Nancy and David Writebol are headed back to Liberia this weekend, eight months after she became the second American infected with the Ebola virus.
Nancy Writebol, a medical missionary, made headlines around the world when she was evacuated by air to Emory University Hospital in Atlanta, where she and her colleague Dr. Kent Brantly recovered from the highly deadly virus.
"Liberia is still very much a part of our lives and our hearts," Nancy Writebol said.
“They have survived Ebola and we have also survived Ebola."
Like all survivors, Nancy Writebol is considered immune to the virus — although it’s not something anyone would ever deliberately test.
And David Writebol may also be immune. He’s one of the volunteers testing an experimental vaccine against Ebola.
Both Nancy and David were recently at Emory to help doctors study their immunity. Nancy is donating plasma that might be used to help treat other Ebola patients.
"I am just very thankful to be able to do that and thrilled to be able to help others who may contract Ebola," she told NBC News as she sat hooked up to a plasmapheresis machine that was taking out her blood, separating the red and white blood cells from the golden plasma, and returning the cells to her body.
"I am very thankful to give back and to help others who may need that and also just for the furtherance of research."
Writebol had already donated plasma to be infused into other patients. Now, Dr. Anne Winkler, an Emory pathologist, is leading a study to examine the plasma and test it in patients to see just whether it can help Ebola patients recover.
The plasma contains antibodies that should recognize and neutralize Ebola.
"The plan is that the bank would supply any plasma throughout the United States for any patient," Winkler said.
"They would become great donors if they had neutralizing antibodies," she added. "We know that not everyone with Ebola actually develops neutralizing antibodies.

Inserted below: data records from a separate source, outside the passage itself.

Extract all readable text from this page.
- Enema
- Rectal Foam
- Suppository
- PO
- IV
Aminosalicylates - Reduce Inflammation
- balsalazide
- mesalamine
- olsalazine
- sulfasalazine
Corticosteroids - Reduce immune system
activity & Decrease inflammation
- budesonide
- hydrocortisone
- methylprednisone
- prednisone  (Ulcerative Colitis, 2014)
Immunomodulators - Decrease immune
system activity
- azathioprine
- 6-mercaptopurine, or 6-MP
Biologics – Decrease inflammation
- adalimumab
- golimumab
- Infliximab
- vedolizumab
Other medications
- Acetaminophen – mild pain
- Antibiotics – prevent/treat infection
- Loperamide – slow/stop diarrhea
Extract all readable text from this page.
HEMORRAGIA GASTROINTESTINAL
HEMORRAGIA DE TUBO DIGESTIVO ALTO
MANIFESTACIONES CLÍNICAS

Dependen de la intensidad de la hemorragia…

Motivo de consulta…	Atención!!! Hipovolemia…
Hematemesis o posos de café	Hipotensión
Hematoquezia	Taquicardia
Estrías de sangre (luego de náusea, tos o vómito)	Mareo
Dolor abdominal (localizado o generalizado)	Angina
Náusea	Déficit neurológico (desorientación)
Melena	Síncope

So, part of the study is to actually characterize the antibody profiles in survivors of Ebola virus disease."
A second team at Emory is studying David Writebol’s blood to see if the experimental vaccine he was given has stimulated a similar immune response. The same vaccine is now being tested in people in Liberia and Sierra Leone who are at risk of infection.
"It's good to know that we can again continue to serve and be a help.”
"It's a privilege to be a part of that trial," David Writebol said. "The research is ramping up to test the effectiveness of the vaccine, and we don't know how all the results of that are going to be, but it's good to know that we can again continue to serve and be a help."
The Ebola vaccines use other, harmless viruses to carry tiny pieces of the Ebola vaccine into the body. In David’s case, it’s a common cold virus called an adenovirus that usually infects chimpanzees but not people. He said he felt a slight reaction to the vaccine.
"It was just pretty mild really — just a little bit of achiness," he said. "I didn't spike a fever or anything and it lasted for about 12 hours and after that, (I felt) pretty normal."
They leave for Liberia Sunday.
"We are excited to be able to go back, and we just want to see how things are and visit with our Liberian friends and understand a little bit more about their struggles," David Writebol said.
Nancy became infected in July while working at an Ebola clinic run by her employer, Serving in Mission (SIM), outside Monrovia.
She spent an uncomfortable few days in the couple’s home, being treated for Ebola. David was not allowed to approach her and sat outside their bedroom window. “Those were very stressful, tense moments,” he said.
And they have mixed emotions about returning to Liberia, says David. Ebola’s infected nearly 24,000 people in West Africa and killed more than 9,600. In Liberia alone, more than 9,000 have been infected and 3,900 have died.
"We don't know psychologically how exactly we are going to feel," David said. "I know sometimes when we think about it, there is a bit of emotion in that because those were very stressful days and revisiting that will, I'm sure, have a bit of an impact on that."
But they’ll be keen to see friends and colleagues. "They have survived Ebola and we have also survived Ebola and so we have a lot in common that we can, that we can share together and help each other," David added.
Liberia only has one known new case of Ebola now, but health officials say the epidemic is not over. They worry that people may relax precautions, such as careful handwashing and careful burial of bodies.
And Nancy does not intend to test the theory that she’s immune. “I think that there is still a respectful fear of Ebola no matter if you've had it or if you have not,” she said.
"And although I am considered immune, I still think there is all the reason to continue to be cautious and to just really encourage our Liberian brothers and sisters to remain cautious," she added.